Scarification or de-thatching of lawns or turf is a mechanical process whereby the surface and subsurface of the lawn, green or sports pitch is rigorously abraded by penetrating metal blades, tines or prongs.

The process is usually carried out by machines of a professional standard which are normally powered by gasoline engines. Smaller, less rigorous electric machines are also available for the domestic market. The process of scarifying is designed to remove thatch from lawns.

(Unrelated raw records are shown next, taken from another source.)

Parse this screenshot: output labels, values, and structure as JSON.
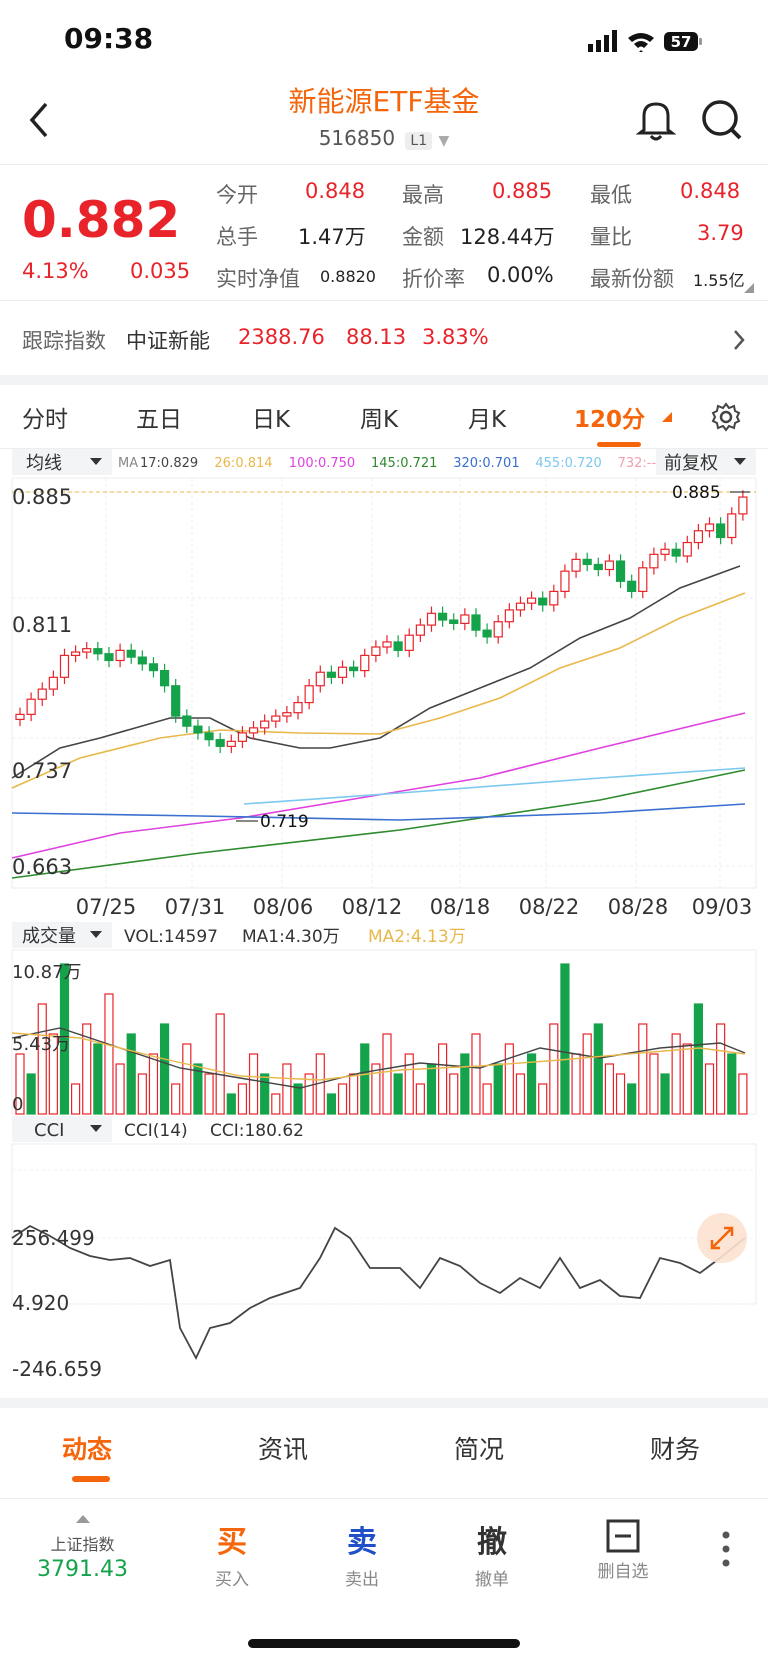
{
  "status_bar": {
    "time": "09:38",
    "battery": "57"
  },
  "header": {
    "title": "新能源ETF基金",
    "code": "516850",
    "level": "L1"
  },
  "quote": {
    "price": "0.882",
    "change_pct": "4.13%",
    "change": "0.035",
    "fields": [
      {
        "label": "今开",
        "value": "0.848"
      },
      {
        "label": "最高",
        "value": "0.885"
      },
      {
        "label": "最低",
        "value": "0.848"
      },
      {
        "label": "总手",
        "value": "1.47万"
      },
      {
        "label": "金额",
        "value": "128.44万"
      },
      {
        "label": "量比",
        "value": "3.79"
      },
      {
        "label": "实时净值",
        "value": "0.8820"
      },
      {
        "label": "折价率",
        "value": "0.00%"
      },
      {
        "label": "最新份额",
        "value": "1.55亿"
      }
    ]
  },
  "tracking": {
    "label": "跟踪指数",
    "index": "中证新能",
    "value": "2388.76",
    "change": "88.13",
    "pct": "3.83%"
  },
  "period_tabs": [
    "分时",
    "五日",
    "日K",
    "周K",
    "月K",
    "120分"
  ],
  "active_period": "120分",
  "kline": {
    "ma_selector": "均线",
    "adjust_selector": "前复权",
    "ma_prefix": "MA",
    "ma_legend": [
      {
        "label": "17:0.829",
        "color": "#444444"
      },
      {
        "label": "26:0.814",
        "color": "#e8b84a"
      },
      {
        "label": "100:0.750",
        "color": "#e040e0"
      },
      {
        "label": "145:0.721",
        "color": "#2e8b2e"
      },
      {
        "label": "320:0.701",
        "color": "#3a6fd0"
      },
      {
        "label": "455:0.720",
        "color": "#7cc8f0"
      },
      {
        "label": "732:--",
        "color": "#f0a0b0"
      }
    ],
    "y_labels": [
      "0.885",
      "0.811",
      "0.737",
      "0.663"
    ],
    "high_label": "0.885",
    "low_label": "0.719",
    "x_labels": [
      "07/25",
      "07/31",
      "08/06",
      "08/12",
      "08/18",
      "08/22",
      "08/28",
      "09/03"
    ]
  },
  "volume": {
    "selector": "成交量",
    "vol": "VOL:14597",
    "ma1": "MA1:4.30万",
    "ma2": "MA2:4.13万",
    "y_labels": [
      "10.87万",
      "5.43万",
      "0"
    ]
  },
  "cci": {
    "selector": "CCI",
    "name": "CCI(14)",
    "value": "CCI:180.62",
    "y_labels": [
      "256.499",
      "4.920",
      "-246.659"
    ]
  },
  "bottom_tabs": [
    "动态",
    "资讯",
    "简况",
    "财务"
  ],
  "active_bottom_tab": "动态",
  "toolbar": {
    "index_name": "上证指数",
    "index_value": "3791.43",
    "buttons": [
      {
        "big": "买",
        "small": "买入",
        "color": "#f5650b"
      },
      {
        "big": "卖",
        "small": "卖出",
        "color": "#2050c8"
      },
      {
        "big": "撤",
        "small": "撤单",
        "color": "#333333"
      },
      {
        "big": "删",
        "small": "删自选",
        "color": "#333333"
      }
    ]
  },
  "colors": {
    "up": "#e8232a",
    "down": "#14a34a",
    "accent": "#f5650b"
  }
}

Thatch is a build-up of organic matter which can include dead grass, leaves, stems, stolons, rhizomes and overcrowded grass roots and lateral weed growth. Thatch can stifle the growth and health of grass or turf. Removing the thatch helps the grass by encouraging it to thicken up and also makes it stronger and less susceptible to disease. Reducing thatch levels increases the levels of water, air and nutrients that can get through to the root zone of the grass plants. Significant thatch problems in lawns can cause diseases and can encourage moss to grow in the areas where grass has died. A by-product of scarifying or de-thatching is that moss is also removed, and depending on how deep the scarifying blades are set, root cutting can also occur, and this in turn helps grass to thicken up over time. Scarifying is normally carried out in autumn or spring. When scarifying or de-thatching, not all thatch should be removed as a small amount of thatch is beneficial to the lawn. A lawn that has excessive thatch may feel spongy when trodden upon. After removing thatch, it can be swept or raked up using a lawn sweeper.